Any flash mode with work up to 1/250th. It's above this that FP mode kicks in, although it's a seamless transition - the camera won't alert you to the fact because if you go to, say, 1/500th, the flash will still just work, but with a reduced contribution to the exposure in terms of distance.
Keeping it in manual and at 1/250th guarantees that you don't exceed flash sync speed - I tend to shoot in manual (on the camera) and then either use manual flash settings when I have time to work on flash ratios and what not, or I just stick it in TTL mode and the flash just does the heavy lifting; if I need a bit more flash I just increase it on the flash, keeping the exposure on the camera as-is, only altering that via the aperture. I usually start at somewhere like 1/250th against an ISO that will give me a reasonable background exposure (with the aperture at something like f/5.6) so the background is slightly underexposed. Then the flash just fills in the blanks.

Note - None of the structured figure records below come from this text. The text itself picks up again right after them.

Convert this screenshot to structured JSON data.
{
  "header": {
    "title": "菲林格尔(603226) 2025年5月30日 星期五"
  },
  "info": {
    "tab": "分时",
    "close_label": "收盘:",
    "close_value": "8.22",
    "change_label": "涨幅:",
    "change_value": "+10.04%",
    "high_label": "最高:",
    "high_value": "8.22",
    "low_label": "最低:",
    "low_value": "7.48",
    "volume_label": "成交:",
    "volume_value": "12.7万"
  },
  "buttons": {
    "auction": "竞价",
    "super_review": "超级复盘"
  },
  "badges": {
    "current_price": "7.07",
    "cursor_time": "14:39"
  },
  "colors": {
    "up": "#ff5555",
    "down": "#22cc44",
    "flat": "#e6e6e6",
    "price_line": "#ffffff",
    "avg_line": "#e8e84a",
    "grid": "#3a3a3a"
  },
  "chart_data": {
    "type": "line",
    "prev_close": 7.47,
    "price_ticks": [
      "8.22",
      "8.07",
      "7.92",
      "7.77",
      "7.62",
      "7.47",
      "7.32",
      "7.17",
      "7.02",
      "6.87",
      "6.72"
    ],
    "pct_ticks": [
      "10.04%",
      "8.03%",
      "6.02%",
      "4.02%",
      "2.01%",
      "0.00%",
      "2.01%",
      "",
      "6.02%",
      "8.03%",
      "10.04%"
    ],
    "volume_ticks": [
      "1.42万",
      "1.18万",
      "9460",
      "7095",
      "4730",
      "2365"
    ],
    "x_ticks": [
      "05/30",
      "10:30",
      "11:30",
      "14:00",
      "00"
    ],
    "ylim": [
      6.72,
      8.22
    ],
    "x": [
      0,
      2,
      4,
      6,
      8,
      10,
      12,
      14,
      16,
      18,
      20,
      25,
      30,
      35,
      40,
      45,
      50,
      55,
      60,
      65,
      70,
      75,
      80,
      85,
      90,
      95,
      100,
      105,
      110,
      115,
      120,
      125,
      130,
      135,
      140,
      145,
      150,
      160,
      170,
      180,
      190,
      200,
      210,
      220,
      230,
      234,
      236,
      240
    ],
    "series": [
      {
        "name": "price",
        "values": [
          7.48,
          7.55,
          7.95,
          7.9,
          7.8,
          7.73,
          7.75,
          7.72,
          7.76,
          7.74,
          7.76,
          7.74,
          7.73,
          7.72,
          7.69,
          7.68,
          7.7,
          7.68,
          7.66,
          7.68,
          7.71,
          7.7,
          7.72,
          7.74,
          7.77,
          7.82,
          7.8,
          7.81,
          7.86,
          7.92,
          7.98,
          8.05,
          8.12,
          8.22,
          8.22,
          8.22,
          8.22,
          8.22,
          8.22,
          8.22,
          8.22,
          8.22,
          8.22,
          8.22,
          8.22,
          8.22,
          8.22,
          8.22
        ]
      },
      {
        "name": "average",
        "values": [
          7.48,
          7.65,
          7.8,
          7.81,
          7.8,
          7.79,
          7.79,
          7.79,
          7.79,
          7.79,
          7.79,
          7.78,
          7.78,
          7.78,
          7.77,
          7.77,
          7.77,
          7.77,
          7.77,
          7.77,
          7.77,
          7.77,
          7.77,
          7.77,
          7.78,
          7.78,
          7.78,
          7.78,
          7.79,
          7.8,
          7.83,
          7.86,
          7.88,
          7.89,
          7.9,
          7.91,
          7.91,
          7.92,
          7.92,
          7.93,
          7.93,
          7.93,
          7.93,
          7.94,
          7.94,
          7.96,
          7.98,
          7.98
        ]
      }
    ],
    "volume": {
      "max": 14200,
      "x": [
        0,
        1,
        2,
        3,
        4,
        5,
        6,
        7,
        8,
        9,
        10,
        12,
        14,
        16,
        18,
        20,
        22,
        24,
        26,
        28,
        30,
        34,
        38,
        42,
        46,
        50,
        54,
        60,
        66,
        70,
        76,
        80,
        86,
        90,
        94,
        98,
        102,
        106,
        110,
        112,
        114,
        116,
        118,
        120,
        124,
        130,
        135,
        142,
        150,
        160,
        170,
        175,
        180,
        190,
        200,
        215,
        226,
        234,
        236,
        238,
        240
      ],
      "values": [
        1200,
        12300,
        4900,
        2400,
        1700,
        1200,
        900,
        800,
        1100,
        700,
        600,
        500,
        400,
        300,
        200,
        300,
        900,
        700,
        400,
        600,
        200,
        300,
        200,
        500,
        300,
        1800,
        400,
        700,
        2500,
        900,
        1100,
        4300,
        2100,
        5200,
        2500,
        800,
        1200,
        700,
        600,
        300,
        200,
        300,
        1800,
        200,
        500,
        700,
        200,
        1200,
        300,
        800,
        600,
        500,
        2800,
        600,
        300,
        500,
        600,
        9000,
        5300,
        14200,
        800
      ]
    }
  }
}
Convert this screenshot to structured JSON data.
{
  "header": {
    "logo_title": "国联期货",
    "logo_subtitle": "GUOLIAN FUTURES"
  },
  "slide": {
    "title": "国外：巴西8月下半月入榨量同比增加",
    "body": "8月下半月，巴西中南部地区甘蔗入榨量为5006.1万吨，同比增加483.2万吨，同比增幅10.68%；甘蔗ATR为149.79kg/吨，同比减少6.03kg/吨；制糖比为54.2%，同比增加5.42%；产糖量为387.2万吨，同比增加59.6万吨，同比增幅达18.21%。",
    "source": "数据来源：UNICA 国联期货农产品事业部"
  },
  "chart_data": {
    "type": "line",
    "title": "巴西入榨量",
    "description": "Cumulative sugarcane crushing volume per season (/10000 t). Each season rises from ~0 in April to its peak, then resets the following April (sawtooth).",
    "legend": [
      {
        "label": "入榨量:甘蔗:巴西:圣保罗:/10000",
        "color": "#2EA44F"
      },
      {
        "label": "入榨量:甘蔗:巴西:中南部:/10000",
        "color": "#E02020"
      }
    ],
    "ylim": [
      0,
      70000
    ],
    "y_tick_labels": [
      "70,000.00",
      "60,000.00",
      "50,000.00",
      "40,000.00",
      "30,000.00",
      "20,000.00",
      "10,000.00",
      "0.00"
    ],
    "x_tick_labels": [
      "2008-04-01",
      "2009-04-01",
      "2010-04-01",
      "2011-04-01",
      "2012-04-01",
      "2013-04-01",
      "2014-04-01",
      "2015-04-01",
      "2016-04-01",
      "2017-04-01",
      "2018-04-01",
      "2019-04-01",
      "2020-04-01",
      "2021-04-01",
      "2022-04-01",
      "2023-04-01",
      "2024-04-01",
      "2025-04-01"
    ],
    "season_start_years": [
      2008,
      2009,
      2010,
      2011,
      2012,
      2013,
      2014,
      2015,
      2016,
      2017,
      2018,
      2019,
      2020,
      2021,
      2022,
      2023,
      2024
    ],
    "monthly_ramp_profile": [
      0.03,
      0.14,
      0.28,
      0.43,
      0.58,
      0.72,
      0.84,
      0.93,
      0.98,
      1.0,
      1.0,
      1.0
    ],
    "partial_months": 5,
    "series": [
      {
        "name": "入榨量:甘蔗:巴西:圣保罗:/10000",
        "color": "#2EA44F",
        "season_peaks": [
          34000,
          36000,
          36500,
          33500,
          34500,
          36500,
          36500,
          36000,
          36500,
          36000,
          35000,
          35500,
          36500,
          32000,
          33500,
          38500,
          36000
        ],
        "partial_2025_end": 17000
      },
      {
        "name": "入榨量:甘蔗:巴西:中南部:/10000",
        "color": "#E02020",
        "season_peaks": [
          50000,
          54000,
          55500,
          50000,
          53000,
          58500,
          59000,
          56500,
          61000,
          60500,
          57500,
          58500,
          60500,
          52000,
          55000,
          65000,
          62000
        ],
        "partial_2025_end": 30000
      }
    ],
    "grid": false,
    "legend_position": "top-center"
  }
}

By the way, TTL BL is a balanced mode where the camera always tries to create a more balanced look between flash and ambient.
Taken from photo.net:
TTL: Through-the-Lens flash metering
TTL-BL: Balanced fill flash between flash and ambient light
TTL-FP: Focal Plane flash: permits flash photography with a shutter speed faster than the camera sync speed, which is typically 1/250 sec or 1/200 sec on Nikon DSLRs. In the * TTL-FP mode: the flash uses a sequence of pulse flashes to get round the sync speed limitation so that it can sync with as fast as 1/8000 sec but at reduced flash power. The higher the shutter speed, the greater the flash power reduction.
A: Auto, instead of using TTL flash with a flash meter inside the camera to measure the amount of flash, use a flash metering sensor built inside the flash to control the flash level. Among iTTL flashes, this feature is only available on the SB-800 and SB-900
M: manual, control the flash level manually at full, 1/2, 1/4, 1/8…typically at 1/3-stop increments.